Кромвель побледнел. С одной стороны, он был поражен осведомленностью герцога, которого считал глупым интриганом. «Он обо всем узнал, – подумал советник, нахмурив брови. – Скверно… Я пригрел на груди крысу. Вот только кто этот мерзавец?» Однако, с другой стороны, Кромвель прекрасно понимал, что его пытаются вытащить из норы, где он, будучи опытным дипломатом, предпочел затаиться после неудачной помолвки. К тому же советник был абсолютно уверен, что и на этот раз он настоит на своем, и Генрих не сможет ему отказать и последует его совету.

Кромвель взглянул на угрюмое лицо короля и понял, что пора действовать, иначе будет поздно.

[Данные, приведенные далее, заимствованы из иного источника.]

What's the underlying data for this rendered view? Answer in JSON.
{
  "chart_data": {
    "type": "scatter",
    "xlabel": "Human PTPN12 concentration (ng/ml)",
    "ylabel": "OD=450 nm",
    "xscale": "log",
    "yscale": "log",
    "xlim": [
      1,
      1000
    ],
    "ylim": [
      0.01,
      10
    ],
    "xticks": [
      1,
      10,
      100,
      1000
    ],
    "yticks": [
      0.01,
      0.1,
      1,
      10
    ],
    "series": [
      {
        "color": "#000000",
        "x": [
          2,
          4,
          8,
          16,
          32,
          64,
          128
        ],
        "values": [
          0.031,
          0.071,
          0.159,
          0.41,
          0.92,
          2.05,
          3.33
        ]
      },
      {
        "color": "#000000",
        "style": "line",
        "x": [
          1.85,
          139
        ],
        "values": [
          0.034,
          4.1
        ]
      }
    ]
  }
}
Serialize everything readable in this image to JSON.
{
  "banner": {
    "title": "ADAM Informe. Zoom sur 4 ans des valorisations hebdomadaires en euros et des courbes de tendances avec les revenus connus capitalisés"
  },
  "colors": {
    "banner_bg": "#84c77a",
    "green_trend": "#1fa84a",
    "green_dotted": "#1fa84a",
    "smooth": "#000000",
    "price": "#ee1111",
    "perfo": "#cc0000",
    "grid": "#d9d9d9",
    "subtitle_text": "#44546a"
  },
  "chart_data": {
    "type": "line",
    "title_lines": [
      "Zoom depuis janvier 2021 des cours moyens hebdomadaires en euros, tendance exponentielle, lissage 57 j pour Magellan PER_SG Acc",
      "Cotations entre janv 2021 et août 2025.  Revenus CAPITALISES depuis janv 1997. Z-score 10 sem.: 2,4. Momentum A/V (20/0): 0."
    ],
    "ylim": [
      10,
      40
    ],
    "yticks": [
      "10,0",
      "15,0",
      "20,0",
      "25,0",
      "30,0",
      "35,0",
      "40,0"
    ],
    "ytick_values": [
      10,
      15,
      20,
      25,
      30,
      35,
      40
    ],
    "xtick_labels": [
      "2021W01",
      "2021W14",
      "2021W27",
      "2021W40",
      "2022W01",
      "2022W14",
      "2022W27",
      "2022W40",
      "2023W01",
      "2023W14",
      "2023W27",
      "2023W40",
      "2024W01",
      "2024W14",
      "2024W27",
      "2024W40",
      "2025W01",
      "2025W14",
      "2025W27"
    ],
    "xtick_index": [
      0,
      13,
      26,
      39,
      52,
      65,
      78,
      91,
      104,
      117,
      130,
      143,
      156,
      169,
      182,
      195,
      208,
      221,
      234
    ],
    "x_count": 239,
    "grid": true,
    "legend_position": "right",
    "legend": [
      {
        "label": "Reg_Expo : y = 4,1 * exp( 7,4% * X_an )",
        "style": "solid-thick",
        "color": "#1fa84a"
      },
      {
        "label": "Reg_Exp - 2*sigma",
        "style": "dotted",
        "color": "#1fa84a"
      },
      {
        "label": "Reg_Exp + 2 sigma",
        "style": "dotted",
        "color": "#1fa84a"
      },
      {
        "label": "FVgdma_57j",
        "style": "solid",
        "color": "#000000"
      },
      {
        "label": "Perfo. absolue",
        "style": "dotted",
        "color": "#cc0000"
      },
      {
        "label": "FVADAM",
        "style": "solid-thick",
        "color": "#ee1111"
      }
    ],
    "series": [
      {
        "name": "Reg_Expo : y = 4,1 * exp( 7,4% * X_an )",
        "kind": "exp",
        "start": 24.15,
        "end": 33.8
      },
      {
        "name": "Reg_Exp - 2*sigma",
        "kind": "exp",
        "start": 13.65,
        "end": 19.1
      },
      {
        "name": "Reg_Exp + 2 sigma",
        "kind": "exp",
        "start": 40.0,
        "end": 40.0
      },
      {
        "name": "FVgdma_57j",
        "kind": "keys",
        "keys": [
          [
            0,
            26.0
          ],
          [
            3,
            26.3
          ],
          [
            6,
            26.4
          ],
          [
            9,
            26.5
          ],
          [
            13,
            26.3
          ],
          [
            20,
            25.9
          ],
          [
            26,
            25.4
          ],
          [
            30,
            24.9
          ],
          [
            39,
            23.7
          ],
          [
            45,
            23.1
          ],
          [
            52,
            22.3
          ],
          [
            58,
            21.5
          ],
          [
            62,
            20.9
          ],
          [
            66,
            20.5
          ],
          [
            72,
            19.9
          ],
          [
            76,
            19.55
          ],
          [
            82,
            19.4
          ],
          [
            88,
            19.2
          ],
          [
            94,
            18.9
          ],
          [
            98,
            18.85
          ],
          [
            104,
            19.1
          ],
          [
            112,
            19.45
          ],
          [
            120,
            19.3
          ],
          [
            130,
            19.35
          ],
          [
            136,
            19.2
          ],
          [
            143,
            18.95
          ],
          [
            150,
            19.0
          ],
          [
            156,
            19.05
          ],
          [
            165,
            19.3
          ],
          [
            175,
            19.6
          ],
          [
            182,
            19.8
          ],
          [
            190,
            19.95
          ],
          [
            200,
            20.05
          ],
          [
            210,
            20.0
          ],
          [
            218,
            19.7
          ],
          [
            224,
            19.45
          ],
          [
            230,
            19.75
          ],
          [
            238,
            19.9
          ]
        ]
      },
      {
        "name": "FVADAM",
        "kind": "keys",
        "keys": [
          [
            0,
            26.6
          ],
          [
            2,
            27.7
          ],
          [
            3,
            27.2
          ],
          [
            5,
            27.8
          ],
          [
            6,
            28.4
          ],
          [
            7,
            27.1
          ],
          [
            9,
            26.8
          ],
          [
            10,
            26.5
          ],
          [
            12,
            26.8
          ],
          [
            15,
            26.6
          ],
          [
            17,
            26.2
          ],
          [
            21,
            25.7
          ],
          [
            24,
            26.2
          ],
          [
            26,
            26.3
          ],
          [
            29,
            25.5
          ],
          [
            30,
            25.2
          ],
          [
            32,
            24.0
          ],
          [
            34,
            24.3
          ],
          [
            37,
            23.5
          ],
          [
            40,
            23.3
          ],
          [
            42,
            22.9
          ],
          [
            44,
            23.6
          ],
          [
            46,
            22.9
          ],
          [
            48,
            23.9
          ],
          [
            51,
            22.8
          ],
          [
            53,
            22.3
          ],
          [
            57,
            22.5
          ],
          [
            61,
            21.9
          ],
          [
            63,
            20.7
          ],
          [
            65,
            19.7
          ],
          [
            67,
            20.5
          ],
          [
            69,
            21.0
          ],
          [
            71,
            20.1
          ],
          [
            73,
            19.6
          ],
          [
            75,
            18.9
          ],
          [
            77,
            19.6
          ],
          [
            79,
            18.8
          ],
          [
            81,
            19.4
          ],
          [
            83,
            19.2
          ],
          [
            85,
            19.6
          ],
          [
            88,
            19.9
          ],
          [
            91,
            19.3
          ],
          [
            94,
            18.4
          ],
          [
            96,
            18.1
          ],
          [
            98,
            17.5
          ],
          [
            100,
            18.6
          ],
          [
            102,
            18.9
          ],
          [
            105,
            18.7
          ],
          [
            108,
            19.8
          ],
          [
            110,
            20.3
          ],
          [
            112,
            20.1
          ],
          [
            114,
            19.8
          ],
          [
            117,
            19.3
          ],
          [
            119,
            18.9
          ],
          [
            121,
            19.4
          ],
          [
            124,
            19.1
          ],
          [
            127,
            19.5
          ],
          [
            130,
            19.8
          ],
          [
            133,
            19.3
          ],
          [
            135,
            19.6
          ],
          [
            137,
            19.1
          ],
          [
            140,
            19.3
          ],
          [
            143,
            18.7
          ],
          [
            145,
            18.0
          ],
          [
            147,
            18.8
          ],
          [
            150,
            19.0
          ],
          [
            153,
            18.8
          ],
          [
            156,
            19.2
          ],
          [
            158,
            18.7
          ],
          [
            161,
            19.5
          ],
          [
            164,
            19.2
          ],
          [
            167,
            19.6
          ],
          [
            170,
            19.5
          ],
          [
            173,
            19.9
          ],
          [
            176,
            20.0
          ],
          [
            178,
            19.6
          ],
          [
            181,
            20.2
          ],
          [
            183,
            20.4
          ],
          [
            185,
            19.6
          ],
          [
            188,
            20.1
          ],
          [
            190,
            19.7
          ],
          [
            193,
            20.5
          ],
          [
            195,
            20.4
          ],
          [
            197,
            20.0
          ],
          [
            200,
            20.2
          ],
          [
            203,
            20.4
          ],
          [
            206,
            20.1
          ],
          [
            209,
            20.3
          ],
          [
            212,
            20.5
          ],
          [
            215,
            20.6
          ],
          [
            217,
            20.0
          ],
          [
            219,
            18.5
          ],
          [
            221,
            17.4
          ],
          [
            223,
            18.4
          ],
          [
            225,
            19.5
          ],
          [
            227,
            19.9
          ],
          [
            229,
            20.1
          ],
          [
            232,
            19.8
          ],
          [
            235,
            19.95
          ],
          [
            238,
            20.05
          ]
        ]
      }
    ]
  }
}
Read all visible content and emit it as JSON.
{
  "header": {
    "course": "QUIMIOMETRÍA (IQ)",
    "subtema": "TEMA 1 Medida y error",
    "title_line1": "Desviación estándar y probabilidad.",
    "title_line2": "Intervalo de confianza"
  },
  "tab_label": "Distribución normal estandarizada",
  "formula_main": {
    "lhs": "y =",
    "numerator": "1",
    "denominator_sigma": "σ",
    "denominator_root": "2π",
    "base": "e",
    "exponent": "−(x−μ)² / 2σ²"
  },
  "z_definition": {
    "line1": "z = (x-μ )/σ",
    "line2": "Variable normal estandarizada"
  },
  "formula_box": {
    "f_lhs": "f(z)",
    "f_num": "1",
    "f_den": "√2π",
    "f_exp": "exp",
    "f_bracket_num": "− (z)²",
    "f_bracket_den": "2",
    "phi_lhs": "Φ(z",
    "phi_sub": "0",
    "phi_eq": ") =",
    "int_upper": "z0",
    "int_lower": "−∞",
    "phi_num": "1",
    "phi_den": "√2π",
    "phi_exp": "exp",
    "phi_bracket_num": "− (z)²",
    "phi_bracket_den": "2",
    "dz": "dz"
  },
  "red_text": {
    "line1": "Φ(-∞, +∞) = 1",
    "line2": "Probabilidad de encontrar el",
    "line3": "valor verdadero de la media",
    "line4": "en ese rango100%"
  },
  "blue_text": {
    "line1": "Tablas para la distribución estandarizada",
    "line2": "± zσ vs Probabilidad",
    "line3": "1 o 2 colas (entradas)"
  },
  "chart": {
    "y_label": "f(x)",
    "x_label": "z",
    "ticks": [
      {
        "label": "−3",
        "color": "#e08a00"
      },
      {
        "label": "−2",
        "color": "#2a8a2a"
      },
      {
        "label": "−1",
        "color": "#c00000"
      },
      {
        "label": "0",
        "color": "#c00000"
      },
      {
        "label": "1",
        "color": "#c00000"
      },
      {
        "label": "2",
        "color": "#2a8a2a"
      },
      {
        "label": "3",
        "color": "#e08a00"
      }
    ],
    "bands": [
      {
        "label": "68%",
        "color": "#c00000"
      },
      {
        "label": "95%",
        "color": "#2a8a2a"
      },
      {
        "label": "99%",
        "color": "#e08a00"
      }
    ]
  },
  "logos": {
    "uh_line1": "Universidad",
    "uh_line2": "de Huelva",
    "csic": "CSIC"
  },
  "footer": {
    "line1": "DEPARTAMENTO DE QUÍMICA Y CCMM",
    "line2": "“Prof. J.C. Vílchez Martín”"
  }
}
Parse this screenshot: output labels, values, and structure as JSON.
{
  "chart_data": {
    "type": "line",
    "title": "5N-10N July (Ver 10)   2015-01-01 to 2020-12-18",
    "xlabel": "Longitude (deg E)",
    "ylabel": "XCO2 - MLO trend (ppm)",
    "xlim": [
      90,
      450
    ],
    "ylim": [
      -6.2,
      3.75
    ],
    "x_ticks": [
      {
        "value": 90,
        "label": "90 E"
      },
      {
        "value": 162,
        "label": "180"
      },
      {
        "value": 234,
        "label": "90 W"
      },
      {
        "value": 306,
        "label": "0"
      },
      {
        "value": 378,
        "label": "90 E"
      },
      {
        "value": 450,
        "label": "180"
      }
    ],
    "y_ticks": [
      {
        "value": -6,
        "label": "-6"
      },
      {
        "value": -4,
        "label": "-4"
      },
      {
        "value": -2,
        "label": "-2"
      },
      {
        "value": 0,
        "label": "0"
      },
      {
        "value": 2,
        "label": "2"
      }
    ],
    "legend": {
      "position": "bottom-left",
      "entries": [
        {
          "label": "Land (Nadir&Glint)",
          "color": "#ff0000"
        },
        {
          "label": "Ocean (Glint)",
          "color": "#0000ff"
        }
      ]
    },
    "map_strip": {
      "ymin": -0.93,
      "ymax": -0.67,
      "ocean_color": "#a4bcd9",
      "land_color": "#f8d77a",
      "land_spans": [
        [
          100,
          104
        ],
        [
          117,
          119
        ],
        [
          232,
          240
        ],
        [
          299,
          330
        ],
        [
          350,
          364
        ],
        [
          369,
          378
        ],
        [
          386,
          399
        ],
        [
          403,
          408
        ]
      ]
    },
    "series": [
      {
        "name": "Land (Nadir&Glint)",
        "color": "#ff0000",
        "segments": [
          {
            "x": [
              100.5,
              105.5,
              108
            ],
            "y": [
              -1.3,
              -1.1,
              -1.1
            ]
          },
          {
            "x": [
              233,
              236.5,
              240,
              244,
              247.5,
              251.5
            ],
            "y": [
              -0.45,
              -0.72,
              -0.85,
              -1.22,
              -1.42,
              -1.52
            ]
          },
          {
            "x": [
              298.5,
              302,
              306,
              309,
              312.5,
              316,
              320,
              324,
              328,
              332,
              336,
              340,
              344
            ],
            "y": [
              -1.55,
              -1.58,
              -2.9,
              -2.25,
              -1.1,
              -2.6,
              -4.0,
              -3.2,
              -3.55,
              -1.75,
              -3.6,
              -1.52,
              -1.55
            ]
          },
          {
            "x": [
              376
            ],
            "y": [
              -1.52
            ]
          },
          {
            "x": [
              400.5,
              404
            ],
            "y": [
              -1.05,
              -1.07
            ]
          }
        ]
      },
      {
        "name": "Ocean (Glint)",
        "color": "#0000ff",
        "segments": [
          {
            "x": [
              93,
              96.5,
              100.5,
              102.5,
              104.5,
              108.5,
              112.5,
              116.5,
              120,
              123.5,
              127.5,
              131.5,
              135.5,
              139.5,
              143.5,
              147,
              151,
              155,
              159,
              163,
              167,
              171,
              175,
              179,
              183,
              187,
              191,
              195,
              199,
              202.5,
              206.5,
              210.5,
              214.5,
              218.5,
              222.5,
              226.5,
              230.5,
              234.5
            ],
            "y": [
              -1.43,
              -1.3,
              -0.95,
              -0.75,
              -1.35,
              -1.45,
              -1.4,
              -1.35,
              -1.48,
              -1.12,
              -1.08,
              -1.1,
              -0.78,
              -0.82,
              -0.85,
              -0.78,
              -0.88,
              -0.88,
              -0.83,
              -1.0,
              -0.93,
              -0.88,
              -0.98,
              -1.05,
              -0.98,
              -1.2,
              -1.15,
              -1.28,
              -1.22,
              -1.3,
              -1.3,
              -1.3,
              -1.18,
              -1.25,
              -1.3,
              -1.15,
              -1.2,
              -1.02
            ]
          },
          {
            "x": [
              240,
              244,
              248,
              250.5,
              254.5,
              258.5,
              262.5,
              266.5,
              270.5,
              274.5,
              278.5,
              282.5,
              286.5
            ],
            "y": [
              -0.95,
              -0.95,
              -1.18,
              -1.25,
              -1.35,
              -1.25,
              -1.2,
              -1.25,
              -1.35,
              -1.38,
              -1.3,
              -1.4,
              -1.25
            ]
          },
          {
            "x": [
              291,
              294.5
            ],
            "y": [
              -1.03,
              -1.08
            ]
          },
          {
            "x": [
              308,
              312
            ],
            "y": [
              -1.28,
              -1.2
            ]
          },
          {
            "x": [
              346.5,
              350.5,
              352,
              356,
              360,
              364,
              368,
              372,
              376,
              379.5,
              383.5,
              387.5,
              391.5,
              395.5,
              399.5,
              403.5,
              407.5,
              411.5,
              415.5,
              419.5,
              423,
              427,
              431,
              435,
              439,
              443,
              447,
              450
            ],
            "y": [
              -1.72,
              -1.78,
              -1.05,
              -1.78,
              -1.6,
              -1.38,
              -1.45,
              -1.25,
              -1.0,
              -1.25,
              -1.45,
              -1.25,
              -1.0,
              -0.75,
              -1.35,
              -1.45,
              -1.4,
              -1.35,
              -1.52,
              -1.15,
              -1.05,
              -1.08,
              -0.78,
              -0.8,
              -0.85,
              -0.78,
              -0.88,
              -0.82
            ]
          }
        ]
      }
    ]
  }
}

– Ваше Величество, – тяжело вставая со своего места, промолвил Томас Кромвель. – Бог свидетель, я не знаю, почему меня пытаются сейчас обвинить. Но уже одно то, что меня хотят обвинить в измене, означает, что честное имя вашего верного слуги стремятся очернить в ваших глазах. Клянусь небом и Богом, я всегда желал и желаю Англии и Вашему Величеству только добра, и именно поэтому я хочу напомнить вам, мой государь, о наших долгих и пока, увы, безрезультатных переговорах с протестантскими князьями, входящими в Шмалькальденский союз. Вам, разумеется, известно: Англия не первый год пытается войти в этот союз. Вы также знаете и о существенном препятствии, не позволяющем нам вступить в него: согласно Нюрнбергскому миру 1532 года князья имеют право заключать политические союзы только с теми государствами, которые согласились бы с принципами, изложенными в Аугсбургской исповеди. Для непосвященных – наше королевство должно следовать принципам лютеранства. Но вы, Ваше Величество, посчитали, что это неприемлемо для Англии.

– Совершенно верно, господин Кромвель, – в знак согласия кивнул головой Генрих. – Я не раз писал ландграфу Филиппу Гессенскому и курфюрсту Иоганну Саксонскому об этом неприемлемом условии. Помнится, я поручил вам, господин Кромвель, найти решение этого вопроса.

– И я исполнил ваше приказание, Ваше Величество. Заключить политическое соглашение между союзом и нами возможно только, если мы будем опираться на религиозный компромисс.

– На какой компромисс? – лицо короля несколько просветлело.

– Компромисс между лютеранством и англиканством, Ваше Величество. О компромиссах говорит и Меланхтон…

– Да, да, – задумчиво вторил ему король, не понимая, к чему это Кромвель затронул столь болезненную для Англии тему вместо того, чтобы решать его, Генриха, судьбу. – Я получил от него послание, в котором он уведомляет меня, что Папа вновь предпринимает попытку установить неограниченную власть церкви. Несогласных либо отлучают от церкви, либо обвиняют в измене. Бог мой, поистине мы живем в страшное время… Так о каких компромиссах всё‑таки идет речь, господин Кромвель?